A primeira delas é a Tamara Klink, que tem duas leituras muito agradáveis sobre suas experiências na navegação e na poesia (gostei de Mil Milhas, seu primeiro livro, mais do que de Um Mundo em Poucas Linhas, o segundo). A segunda, numa seara parecida, é a Bárbara Veiga, que navegou por sete anos com o Greenpeace e a Sea Shepherd fazendo ativismo ambiental e relatou suas aventuras num livro muito interessante (Sete Anos em Sete Mares). Espero que gostem!
(A propósito, comecei, há dois ou três anos, a tentar ler pelo menos um livro escrito por mulheres para cada outro escrito por um homem, mas confesso que careço de sugestões para manter esse projeto vivo—fica o pedido agradecido, caso você tenha alguma)
O Tâmisa
Ainda no espírito aquático, a dica turística não solicitada dessa edição é o passeio de barco no Tâmisa, que eu fiz no último final de semana. Além de ser um meio de transporte real para certas partes da cidade—eu me transportei efetivamente de Embankment, que fica mais ou menos no centro, para Greenwich, no leste—é um traslado muito agradável, durante o qual é possível ver vários pontos turísticos importantes, além de congelar um pouco a sua bocheca dependendo do vento.
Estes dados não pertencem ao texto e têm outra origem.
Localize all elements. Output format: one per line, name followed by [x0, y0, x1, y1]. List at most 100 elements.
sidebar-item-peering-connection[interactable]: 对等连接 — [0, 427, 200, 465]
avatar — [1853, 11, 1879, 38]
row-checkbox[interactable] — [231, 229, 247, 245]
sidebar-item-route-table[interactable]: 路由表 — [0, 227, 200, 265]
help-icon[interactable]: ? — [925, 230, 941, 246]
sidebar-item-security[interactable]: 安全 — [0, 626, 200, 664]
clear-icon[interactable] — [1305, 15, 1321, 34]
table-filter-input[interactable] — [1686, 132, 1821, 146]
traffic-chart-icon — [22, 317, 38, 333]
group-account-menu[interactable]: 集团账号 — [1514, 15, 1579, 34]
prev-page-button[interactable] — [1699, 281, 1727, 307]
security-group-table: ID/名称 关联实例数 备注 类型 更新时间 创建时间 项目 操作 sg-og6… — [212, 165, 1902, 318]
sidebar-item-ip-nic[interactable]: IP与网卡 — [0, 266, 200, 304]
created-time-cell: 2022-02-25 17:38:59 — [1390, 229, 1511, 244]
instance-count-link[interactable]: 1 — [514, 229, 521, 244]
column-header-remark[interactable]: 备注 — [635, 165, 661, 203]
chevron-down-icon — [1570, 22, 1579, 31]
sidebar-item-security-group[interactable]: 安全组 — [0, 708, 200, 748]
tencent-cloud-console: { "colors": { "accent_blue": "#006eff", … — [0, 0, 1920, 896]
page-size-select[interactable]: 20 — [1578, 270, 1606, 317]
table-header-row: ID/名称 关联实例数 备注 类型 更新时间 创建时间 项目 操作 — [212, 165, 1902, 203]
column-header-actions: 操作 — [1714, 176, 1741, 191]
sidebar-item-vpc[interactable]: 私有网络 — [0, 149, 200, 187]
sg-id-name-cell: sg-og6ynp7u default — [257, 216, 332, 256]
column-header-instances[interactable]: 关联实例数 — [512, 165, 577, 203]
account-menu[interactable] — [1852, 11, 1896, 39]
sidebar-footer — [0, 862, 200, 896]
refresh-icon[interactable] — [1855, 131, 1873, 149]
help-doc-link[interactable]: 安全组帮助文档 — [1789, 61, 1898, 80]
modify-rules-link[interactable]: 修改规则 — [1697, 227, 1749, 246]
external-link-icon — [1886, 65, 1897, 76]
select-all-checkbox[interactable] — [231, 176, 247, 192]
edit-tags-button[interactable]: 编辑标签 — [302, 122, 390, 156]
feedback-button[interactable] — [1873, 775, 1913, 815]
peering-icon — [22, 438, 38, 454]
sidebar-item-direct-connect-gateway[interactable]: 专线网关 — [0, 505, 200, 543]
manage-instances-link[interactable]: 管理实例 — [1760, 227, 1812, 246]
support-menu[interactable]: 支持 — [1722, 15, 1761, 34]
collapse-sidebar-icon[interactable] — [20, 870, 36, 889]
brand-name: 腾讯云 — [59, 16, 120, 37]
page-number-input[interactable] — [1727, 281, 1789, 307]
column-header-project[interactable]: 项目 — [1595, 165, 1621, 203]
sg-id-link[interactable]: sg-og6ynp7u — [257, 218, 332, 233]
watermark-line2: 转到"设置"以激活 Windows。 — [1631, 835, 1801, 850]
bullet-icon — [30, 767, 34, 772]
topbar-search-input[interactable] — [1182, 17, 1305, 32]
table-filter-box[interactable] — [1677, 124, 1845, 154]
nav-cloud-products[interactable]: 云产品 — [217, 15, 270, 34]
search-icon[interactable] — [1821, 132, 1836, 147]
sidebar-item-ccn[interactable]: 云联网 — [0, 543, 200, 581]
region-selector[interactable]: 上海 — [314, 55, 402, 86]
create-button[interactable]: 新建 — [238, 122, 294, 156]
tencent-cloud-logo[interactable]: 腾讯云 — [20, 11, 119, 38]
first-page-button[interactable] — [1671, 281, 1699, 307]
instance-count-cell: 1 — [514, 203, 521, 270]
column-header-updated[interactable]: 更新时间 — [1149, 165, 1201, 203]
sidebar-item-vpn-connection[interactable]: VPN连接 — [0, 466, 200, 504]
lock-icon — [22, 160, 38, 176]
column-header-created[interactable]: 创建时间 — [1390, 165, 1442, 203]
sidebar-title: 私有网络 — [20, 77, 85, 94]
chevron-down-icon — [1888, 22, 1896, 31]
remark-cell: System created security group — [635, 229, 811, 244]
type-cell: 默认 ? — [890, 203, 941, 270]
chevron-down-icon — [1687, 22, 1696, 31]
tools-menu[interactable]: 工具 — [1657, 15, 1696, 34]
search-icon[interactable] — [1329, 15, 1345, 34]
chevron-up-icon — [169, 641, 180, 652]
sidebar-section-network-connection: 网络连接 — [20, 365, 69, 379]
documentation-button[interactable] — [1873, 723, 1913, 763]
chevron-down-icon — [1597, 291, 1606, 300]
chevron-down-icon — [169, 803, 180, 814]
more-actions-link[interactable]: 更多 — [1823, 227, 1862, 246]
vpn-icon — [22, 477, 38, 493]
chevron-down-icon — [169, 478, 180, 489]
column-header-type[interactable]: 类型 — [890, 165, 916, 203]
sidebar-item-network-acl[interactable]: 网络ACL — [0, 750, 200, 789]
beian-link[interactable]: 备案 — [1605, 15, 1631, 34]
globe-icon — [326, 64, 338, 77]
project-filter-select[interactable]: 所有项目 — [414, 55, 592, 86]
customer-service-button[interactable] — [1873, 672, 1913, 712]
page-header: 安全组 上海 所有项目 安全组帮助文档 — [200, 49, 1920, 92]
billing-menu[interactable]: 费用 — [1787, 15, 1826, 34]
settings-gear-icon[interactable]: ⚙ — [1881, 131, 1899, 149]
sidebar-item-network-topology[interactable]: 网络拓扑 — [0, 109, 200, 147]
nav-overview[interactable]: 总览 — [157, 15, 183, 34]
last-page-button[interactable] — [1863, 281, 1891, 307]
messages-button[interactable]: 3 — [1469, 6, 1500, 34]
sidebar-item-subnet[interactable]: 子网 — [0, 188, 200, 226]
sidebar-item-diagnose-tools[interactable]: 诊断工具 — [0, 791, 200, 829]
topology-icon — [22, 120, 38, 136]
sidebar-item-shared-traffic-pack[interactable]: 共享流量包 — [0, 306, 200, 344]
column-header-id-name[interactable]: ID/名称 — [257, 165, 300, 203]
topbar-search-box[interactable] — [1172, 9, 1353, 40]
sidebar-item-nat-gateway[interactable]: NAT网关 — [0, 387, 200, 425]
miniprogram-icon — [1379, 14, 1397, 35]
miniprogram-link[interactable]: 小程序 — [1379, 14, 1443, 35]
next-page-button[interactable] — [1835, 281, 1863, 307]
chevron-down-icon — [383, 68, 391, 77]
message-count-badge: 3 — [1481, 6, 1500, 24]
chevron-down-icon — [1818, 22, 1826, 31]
O Tâmisa é um rio muito emblemático para Londres, como todo mundo sabe. Além de ser a principal referência geográfica da cidade e parte importante de vários dos seus cartões postais, o rio, segundo fontes que eu não chequei, provê dois terços da água que é consumida por aqui—sobretudo aquela famosa tap water, que a gente adora pedir gratuitamente nos restaurantes. Gostei de saber, no espírito do frio do inverno, que alguns séculos atrás o Rei da Noruega deu um urso de polar de presente para Henrique III, rei britânico da época. Consta que o mamífero morava na Tower of London, e ocasionalmente nadava pelo Tâmisa. Se está na internet é porque é verdade.
Obrigado pela leitura!
Essa é a primeira edição dessa newsletter, cuja história eu contei aqui. Isso tem alguns significados. O primeiro é que o formato para as próximas pode mudar, então não se apegue muito a este aqui. O segundo é que seu comentário será particularmente bem-vindo—mesmo se ele vier no espírito do Nando, que escreveu este aqui depois de ler uma entrevista minha num site de notícias um tempo atrás.
Um verso de cortesia
Gênero misto, literário Um editorial por vez Aqui, o mesmo fuso-horário E mais três
Gabri
Estou girando em torno deste trecho: "Acho que o segredo para ser brasileiro é esse, aliás: apostar de forma cautelosamente esperançosa em algumas frentes, a despeito das outras. No meio tempo, celebrar o carnaval. Acho que vale a pena, apesar de tudo." Acho que vou ficar pensando sobre isso por uns dias. Brilhante, Gabri!